Kursleiterin:Wer möchte anfangen?
Kurze Stille. Dann meldet sich eine Frau Mitte sechzig, die Alba schon beim Reinkommen aufgefallen ist – silbernes Haar, ordentliche Haltung, eine Handtasche, die aussieht, als hätte sie schon viele Jahrzehnte überlebt.
Danuta:Ich heiße Danuta.
Danuta:Ich komme aus Polen, aus Wrocław.
Danuta:Ich wohne seit dreizehn Jahren in Deutschland – zuerst in Dortmund, jetzt in Köln.
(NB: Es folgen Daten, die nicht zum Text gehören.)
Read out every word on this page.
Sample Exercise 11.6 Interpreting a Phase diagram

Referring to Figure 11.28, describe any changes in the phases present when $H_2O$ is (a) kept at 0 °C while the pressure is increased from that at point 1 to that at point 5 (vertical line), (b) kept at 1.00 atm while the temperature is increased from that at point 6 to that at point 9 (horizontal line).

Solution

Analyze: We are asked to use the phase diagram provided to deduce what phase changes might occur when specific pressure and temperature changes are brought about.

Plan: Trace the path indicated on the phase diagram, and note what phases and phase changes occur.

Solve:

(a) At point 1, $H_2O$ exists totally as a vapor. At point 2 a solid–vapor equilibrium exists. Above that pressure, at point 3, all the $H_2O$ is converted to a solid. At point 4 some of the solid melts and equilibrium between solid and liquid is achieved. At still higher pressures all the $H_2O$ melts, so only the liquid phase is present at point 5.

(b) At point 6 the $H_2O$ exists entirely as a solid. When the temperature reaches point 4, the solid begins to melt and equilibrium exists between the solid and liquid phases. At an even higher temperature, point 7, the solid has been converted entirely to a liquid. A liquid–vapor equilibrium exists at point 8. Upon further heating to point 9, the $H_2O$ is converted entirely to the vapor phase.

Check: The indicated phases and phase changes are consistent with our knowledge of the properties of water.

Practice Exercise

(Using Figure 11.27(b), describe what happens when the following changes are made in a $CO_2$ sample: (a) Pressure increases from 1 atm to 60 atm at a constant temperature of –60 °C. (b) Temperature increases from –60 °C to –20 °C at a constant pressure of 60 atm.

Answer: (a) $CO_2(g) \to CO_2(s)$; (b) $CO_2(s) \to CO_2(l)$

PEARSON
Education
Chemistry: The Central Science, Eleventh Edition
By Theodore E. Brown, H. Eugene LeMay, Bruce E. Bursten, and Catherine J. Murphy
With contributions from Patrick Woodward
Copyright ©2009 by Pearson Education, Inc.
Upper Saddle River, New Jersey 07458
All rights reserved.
Danuta:(kurze Pause) Ich spreche schon gut Deutsch.
Danuta:Aber der Konjunktiv...
Danuta:(schüttelt den Kopf mit der Miene einer Frau, die dem Konjunktiv ins Auge geschaut und ihn nicht besiegt hat) ...der Konjunktiv und ich, wir sind noch keine Freunde.
Leises Lachen im Raum.
Die Anspannung löst sich ein bisschen.
Als Nächster spricht ein Mann Anfang dreißig, der während Danutas Einleitung still gelächelt hat.
Tuan:Mein Name ist Tuan.
Tuan:Ich komme aus Vietnam, aus Hà Nội.
Tuan:Ich bin seit zwei Jahren hier und arbeite als Koch – seit einem Monat in einem deutschen Restaurant.
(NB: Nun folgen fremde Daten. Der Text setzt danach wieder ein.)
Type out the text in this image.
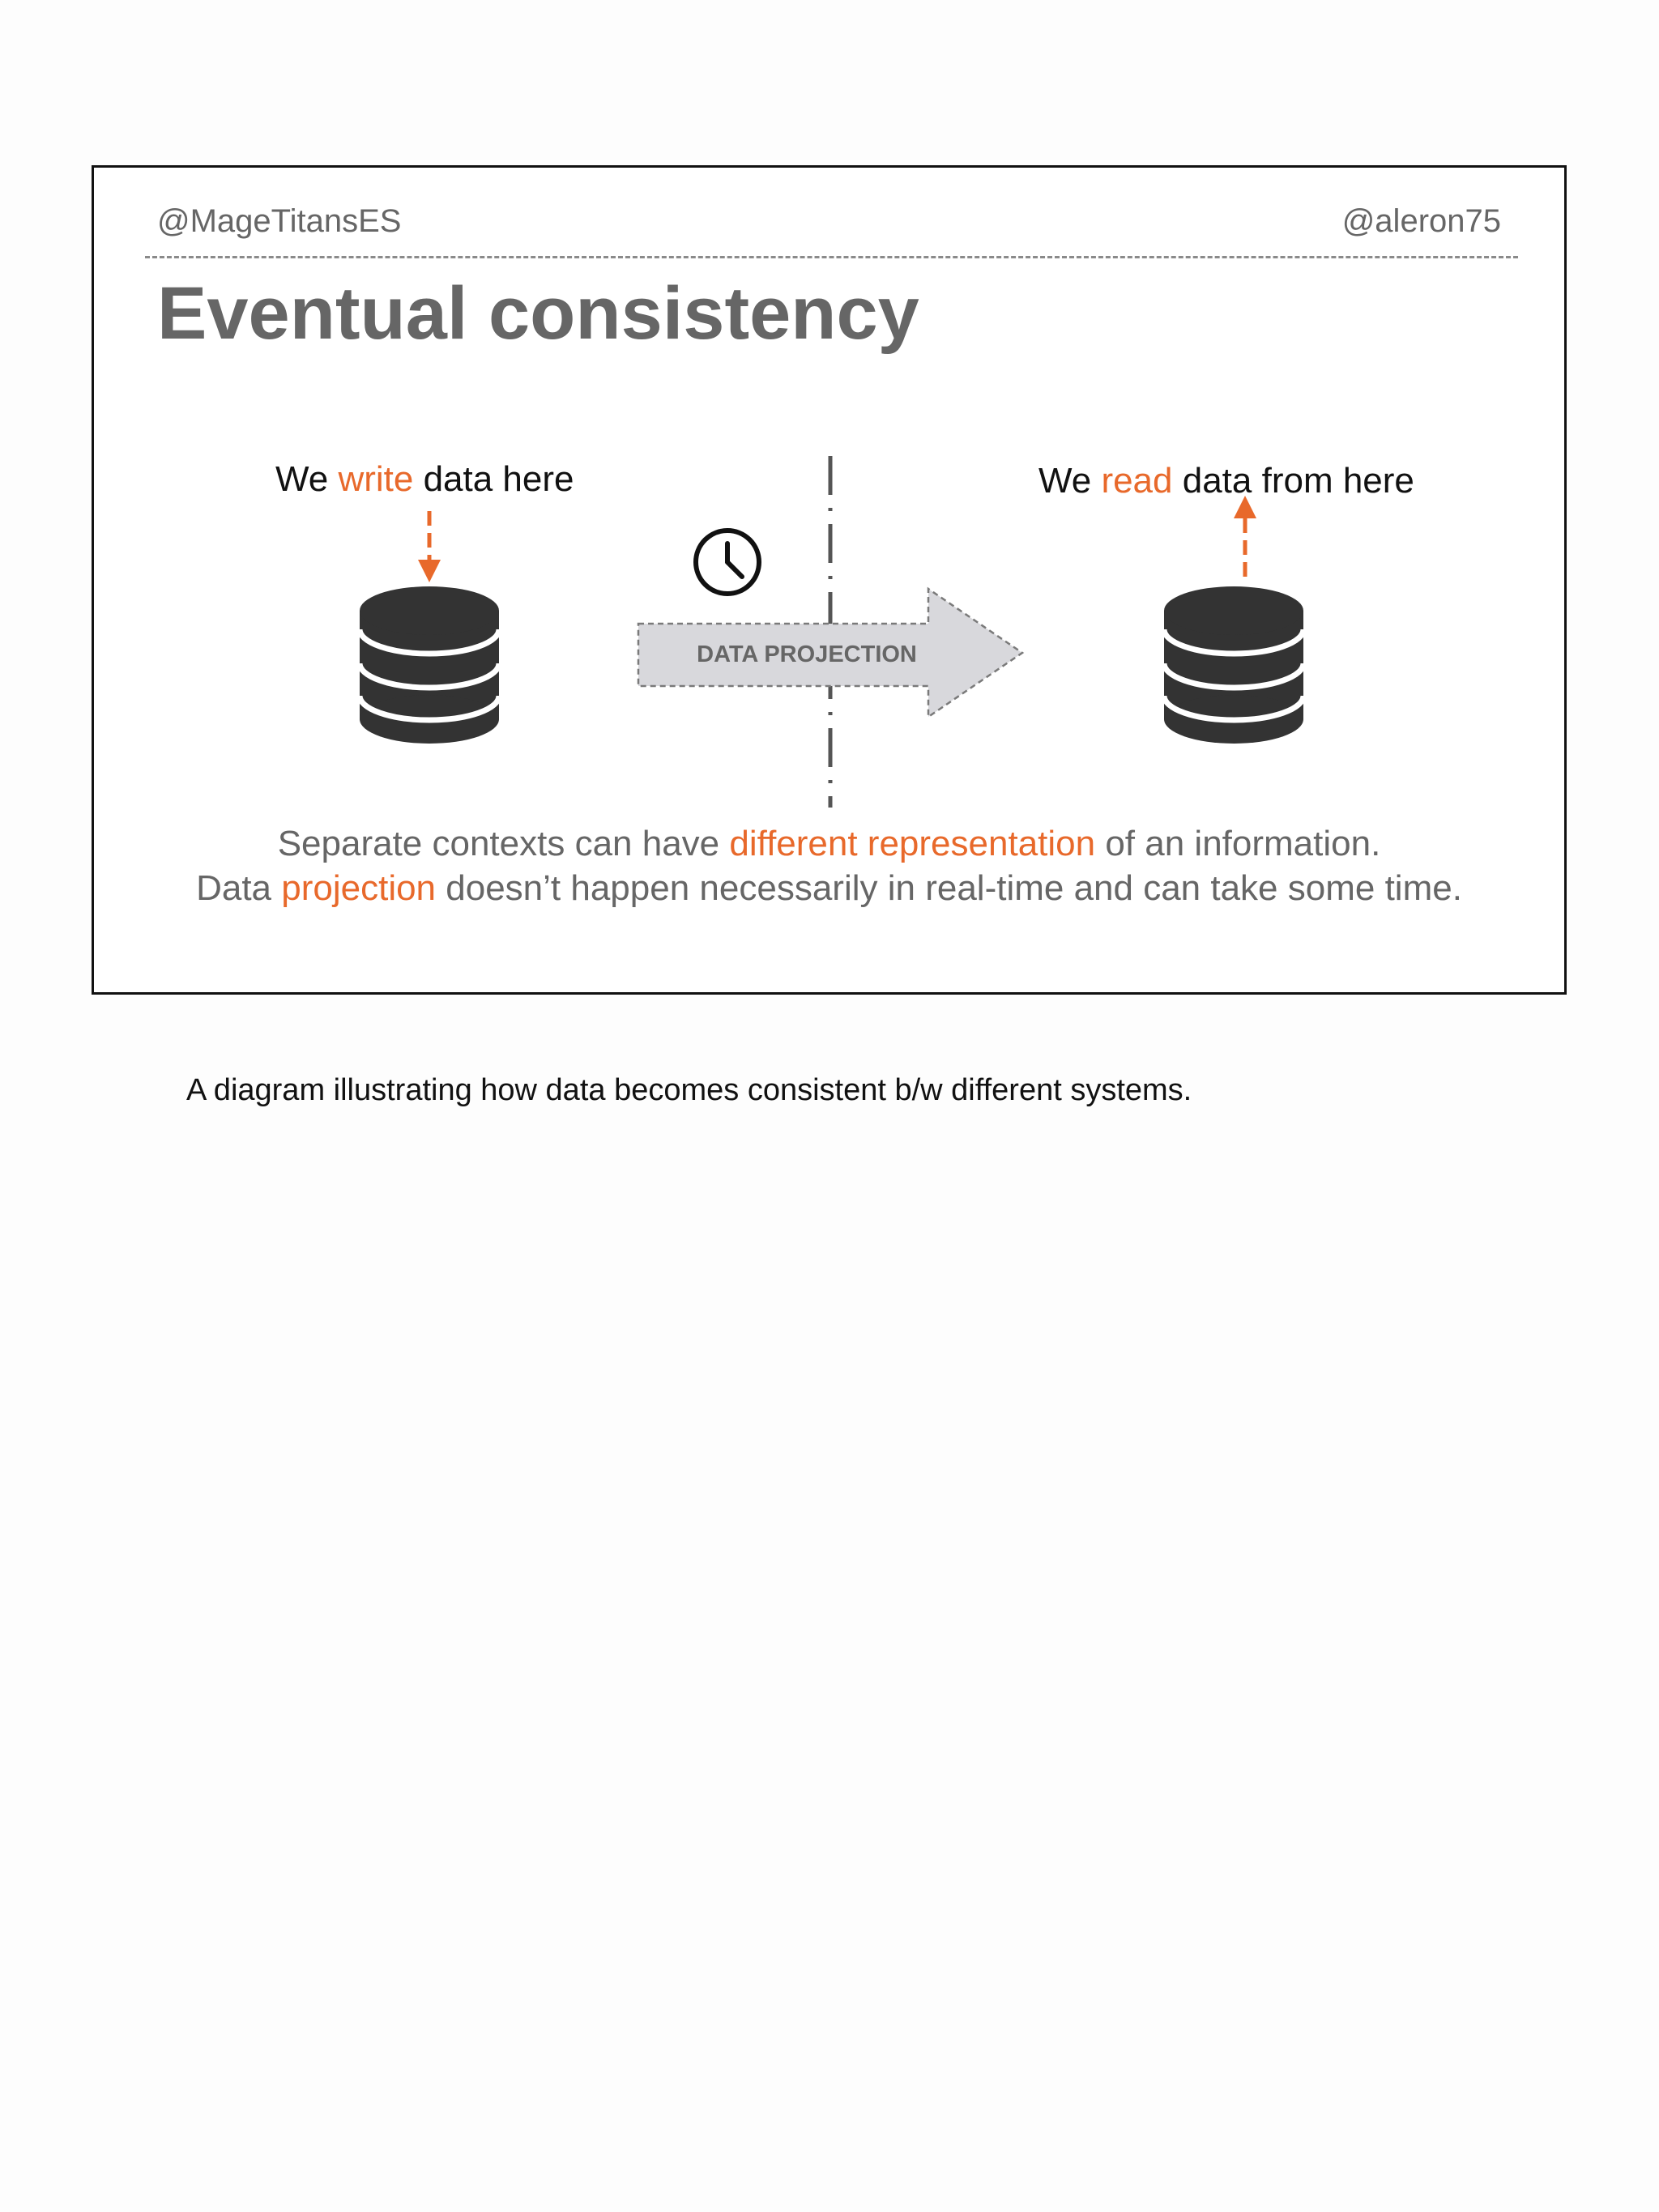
@MageTitansES	@aleron75
Eventual consistency
DATA PROJECTION
We write data here	We read data from here
Separate contexts can have different representation of an information.
Data projection doesn’t happen necessarily in real-time and can take some time.
A diagram illustrating how data becomes consistent b/w different systems.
Tuan:(überlegt einen Moment) Mein Deutsch reicht für die Küche.
Tuan:Aber wenn der Chef schnell spricht...
Tuan:ich verstehe manchmal nur die Hälfte.
Tuan:Das möchte ich ändern.
Frau henkel:Das ist ein sehr konkretes Ziel – sehr gut.
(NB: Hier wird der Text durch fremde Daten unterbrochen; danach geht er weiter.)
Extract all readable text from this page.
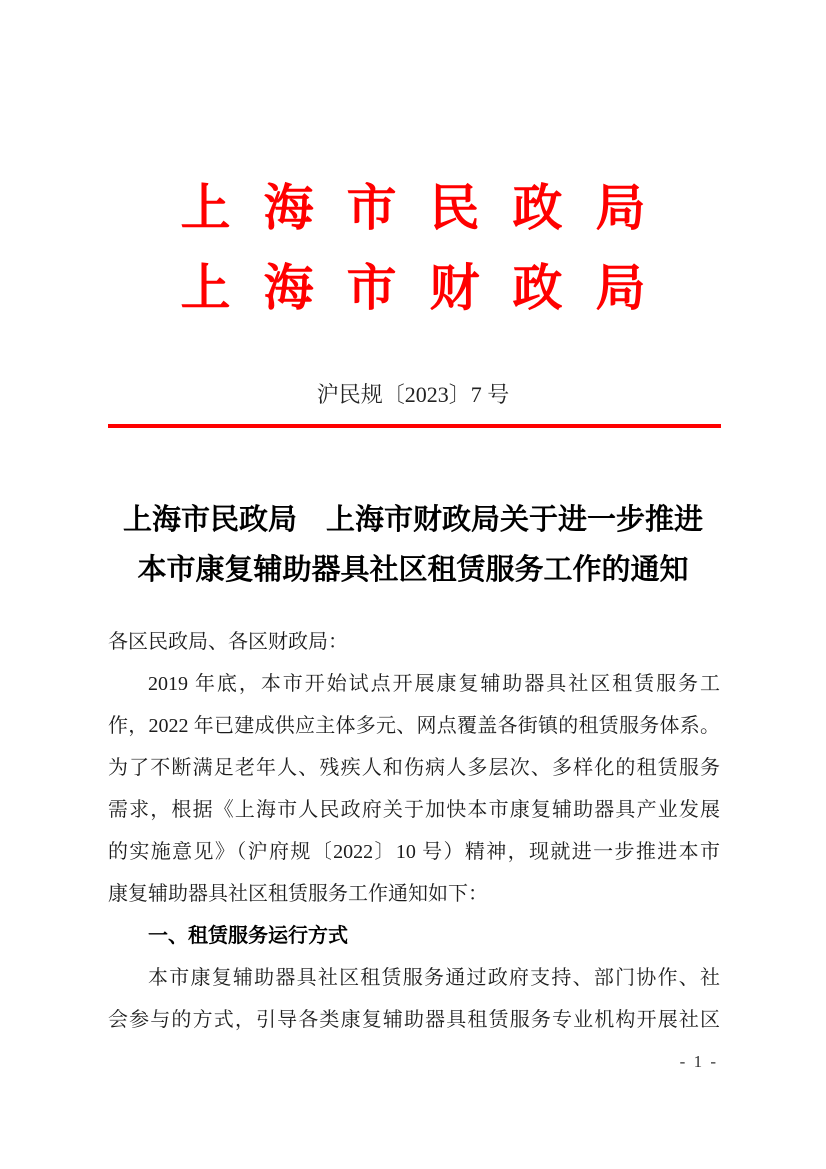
上海市民政局
上海市财政局
沪民规〔2023〕7 号
上海市民政局　上海市财政局关于进一步推进
本市康复辅助器具社区租赁服务工作的通知

各区民政局、各区财政局：

2019 年底，本市开始试点开展康复辅助器具社区租赁服务工
作，2022 年已建成供应主体多元、网点覆盖各街镇的租赁服务体系。
为了不断满足老年人、残疾人和伤病人多层次、多样化的租赁服务
需求，根据《上海市人民政府关于加快本市康复辅助器具产业发展
的实施意见》（沪府规〔2022〕10 号）精神，现就进一步推进本市
康复辅助器具社区租赁服务工作通知如下：

一、租赁服务运行方式

本市康复辅助器具社区租赁服务通过政府支持、部门协作、社
会参与的方式，引导各类康复辅助器具租赁服务专业机构开展社区
- 1 -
Dann ein Mann Mitte vierzig, Hemd, ruhiger Blick.
Kemal:Ich heiße Kemal.
Kemal:Ich bin aus der Türkei, aus İzmir.
Kemal:Ich bin Ingenieur und seit vier Jahren in Deutschland.
Kemal:Mein Deutsch ist...
Kemal:(wägt die Hände ab) ...technisch gut.
Kemal:Für Berichte und E-Mails.
Kemal:Aber in Gesprächen – wenn es um Gefühle geht, um Nuancen – da fehlen mir die Wörter.
Alba nickt, ohne es zu merken.
Als sie an der Reihe ist, sagt sie:
Alba:Ich heiße Alba, ich komme aus Spanien, aus Sevilla.
Alba:Ich bin seit anderthalb Jahren in Köln und arbeite als Grafikdesignerin.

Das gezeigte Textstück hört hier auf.